$SAMSUNG En une journée, ça a bougé de seulement 0,09 %. 188,6 est resté coincé dans la zone des moyennes mobiles pendant plus de dix heures, puis à l’impulsion de 191,88 il a été “tapé” vers le bas, et personne n’a plus osé remonter. Lateraliser n’est pas effrayant ; ce qui fait peur, c’est quand ça lateralise… qui retire ses ordres en douce.
En regardant les baleines, tout se révèle : sur les comptes des gros, 67% sont positionnés à l’achat (long), et depuis sept heures ils continuent d’ajouter (+3,26 %). Ça crie fort. Mais dans la valeur notionnelle de ces comptes, la part long ne reste plus qu’à 45% ; sur sept heures, ils ont coupé -12,77%. Nombre de comptes long qui augmente, mais les positions diminuent : c’est dire une chose à la bouche et faire l’autre en main — sur le terrain, les longs deviennent de plus en plus rares.
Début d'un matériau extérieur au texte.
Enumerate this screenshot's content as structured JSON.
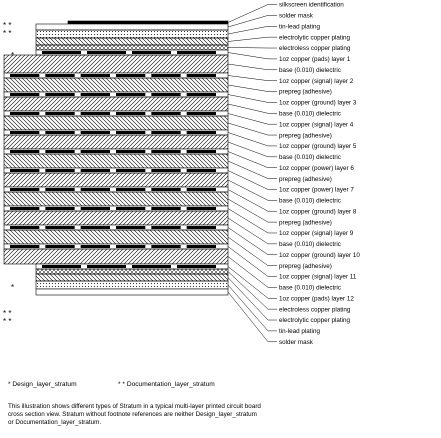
{
  "layers": [
    "silkscreen identification",
    "solder mask",
    "tin-lead plating",
    "electrolytic copper plating",
    "electroless copper plating",
    "1oz copper (pads) layer 1",
    "base (0.010) dielectric",
    "1oz copper (signal) layer 2",
    "prepreg (adhesive)",
    "1oz copper (ground) layer 3",
    "base (0.010) dielectric",
    "1oz copper (signal) layer 4",
    "prepreg (adhesive)",
    "1oz copper (ground) layer 5",
    "base (0.010) dielectric",
    "1oz copper (power) layer 6",
    "prepreg (adhesive)",
    "1oz copper (power) layer 7",
    "base (0.010) dielectric",
    "1oz copper (ground) layer 8",
    "prepreg (adhesive)",
    "1oz copper (signal) layer 9",
    "base (0.010) dielectric",
    "1oz copper (ground) layer 10",
    "prepreg (adhesive)",
    "1oz copper (signal) layer 11",
    "base (0.010) dielectric",
    "1oz copper (pads) layer 12",
    "electroless copper plating",
    "electrolytic copper plating",
    "tin-lead plating",
    "solder mask"
  ],
  "markers": {
    "design": "*",
    "documentation": "* *"
  },
  "legend": {
    "design_mark": "*",
    "design_text": "Design_layer_stratum",
    "documentation_mark": "* *",
    "documentation_text": "Documentation_layer_stratum"
  },
  "note_lines": [
    "This illustration shows different types of Stratum in a typical multi-layer printed circuit board",
    "cross section view. Stratum without footnote references are neither Design_layer_stratum",
    "or Documentation_layer_stratum."
  ]
}
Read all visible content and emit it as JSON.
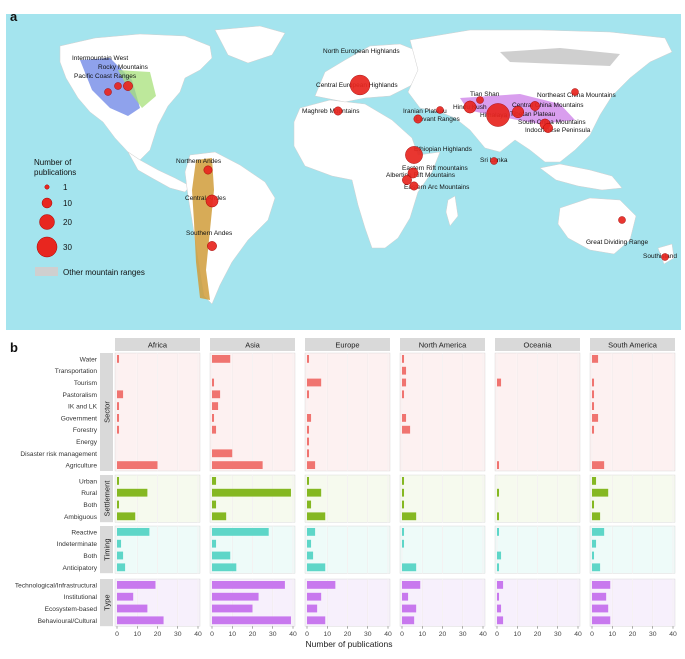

Côté contrats, ça ne colle pas non plus : sur les huit dernières heures, le taux de financement moyen est négatif (-0,0018 %), ce qui montre que les positions short profitent en continu. Maintenant, seulement vient de repasser légèrement positif à 0,0137 % ; ce petit paiement positif ne suffit pas à soutenir une cassure. Et le volume de positions a aussi diminué de 1,2 % sur sept heures. Dans le carnet spot, à 20 niveaux, le mur d’achat est à 353 contre un mur de vente à 526 : le vendeur est plus épais d’1,5 fois. Le ratio acheteurs/vendeurs en mode “actif” se retrouve à peu près à l’équilibre ; avec seulement le flux d’achat, on ne pousse pas.
Donc, short direct : la cible d’abord à 184,8 (plus bas sur 24 heures), puis en cas de cassure viser sous 180. Un seul signal pour une inversion de point de vue : une hausse en volume qui stabilise 188,86 (MA20) au-dessus, et que la proportion des positions long des baleines cesse de baisser et remonte. D’ici là, le retrait des positions reste la raison d’être baissier.